Japan’s nuclear stockpile
But what is interesting to note is that
Japan, who doesn’t possess nuclear weapons at this time, could produce them if
she wanted to. She has 47 metric tons of weapons-usable plutonium, which is
enough to make nearly 6,000 warheads like the one the U.S. dropped on Nagasaki.
This huge cache was the by-product from reprocessing of spent uranium and
plutonium used in Japan’s nuclear plants, which makes one wonder: Would Japan
make nuclear warheads and use them if she were threatened with nuclear
extinction by North Korea? Well, your guess is as good as mine.
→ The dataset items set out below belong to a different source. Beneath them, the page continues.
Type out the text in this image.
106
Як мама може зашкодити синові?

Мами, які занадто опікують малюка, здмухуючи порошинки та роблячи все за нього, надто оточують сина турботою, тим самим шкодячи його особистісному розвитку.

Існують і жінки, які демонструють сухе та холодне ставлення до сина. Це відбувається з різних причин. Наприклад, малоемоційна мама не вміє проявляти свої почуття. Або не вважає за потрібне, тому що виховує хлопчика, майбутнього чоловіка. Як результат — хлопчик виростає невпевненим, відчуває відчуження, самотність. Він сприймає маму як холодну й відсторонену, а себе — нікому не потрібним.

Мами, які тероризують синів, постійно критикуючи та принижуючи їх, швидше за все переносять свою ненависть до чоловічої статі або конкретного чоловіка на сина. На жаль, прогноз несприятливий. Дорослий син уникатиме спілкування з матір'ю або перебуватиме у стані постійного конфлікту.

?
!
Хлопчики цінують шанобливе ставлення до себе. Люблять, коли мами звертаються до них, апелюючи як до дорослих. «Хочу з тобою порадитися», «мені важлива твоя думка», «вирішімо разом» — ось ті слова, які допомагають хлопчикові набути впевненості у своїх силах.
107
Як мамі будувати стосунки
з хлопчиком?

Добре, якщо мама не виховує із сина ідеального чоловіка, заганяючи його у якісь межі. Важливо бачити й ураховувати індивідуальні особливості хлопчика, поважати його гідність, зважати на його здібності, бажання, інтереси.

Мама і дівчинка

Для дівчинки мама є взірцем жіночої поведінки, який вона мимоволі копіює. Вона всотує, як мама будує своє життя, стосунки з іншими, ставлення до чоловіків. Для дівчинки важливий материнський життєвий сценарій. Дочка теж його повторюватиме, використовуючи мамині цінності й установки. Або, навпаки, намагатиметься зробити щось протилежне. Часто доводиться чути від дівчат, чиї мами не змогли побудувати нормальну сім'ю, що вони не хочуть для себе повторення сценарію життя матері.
But I think
your guess is: Yes, she would. Who wouldn’t?
Geopolitical game
And this begs the question: Where would China
be in this fracas? In my opinion, China wouldn’t come to the assistance of
North Korea if war broke out between the two Koreas. North Korea has been
causing China a lot of headaches for her adventurism against the U.S., South
Korea and Japan. And Chinese President Xi Jinping knows that going to war with
the U.S. is a no-win situation or, worse, a lose-lose situation. There is so
much future for China to become the number one economic superpower within a
decade. But Xi knows that China is not yet at par with the U.S. militarily…
and, probably, never will be. And if China goes to war, all the economic
progress she made in the past three decades would be wasted and turn the
country into a nuclear wasteland.
So, what would happen if South Korea beats
North Korea with the help of the U.S. and Japan, and without interference from
China? In all likelihood, the two Koreas would be reunited under a South Korean
democratic regime. And if China plays her cards well, she could pull a reunited
Korea away from America’s security shield and follow an independent course with
strong economic ties to China. As a consequence, the U.S. influence over a
reunited Korea could diminish drastically. But would the U.S. allow that to
happen? Not if she has to have it her way.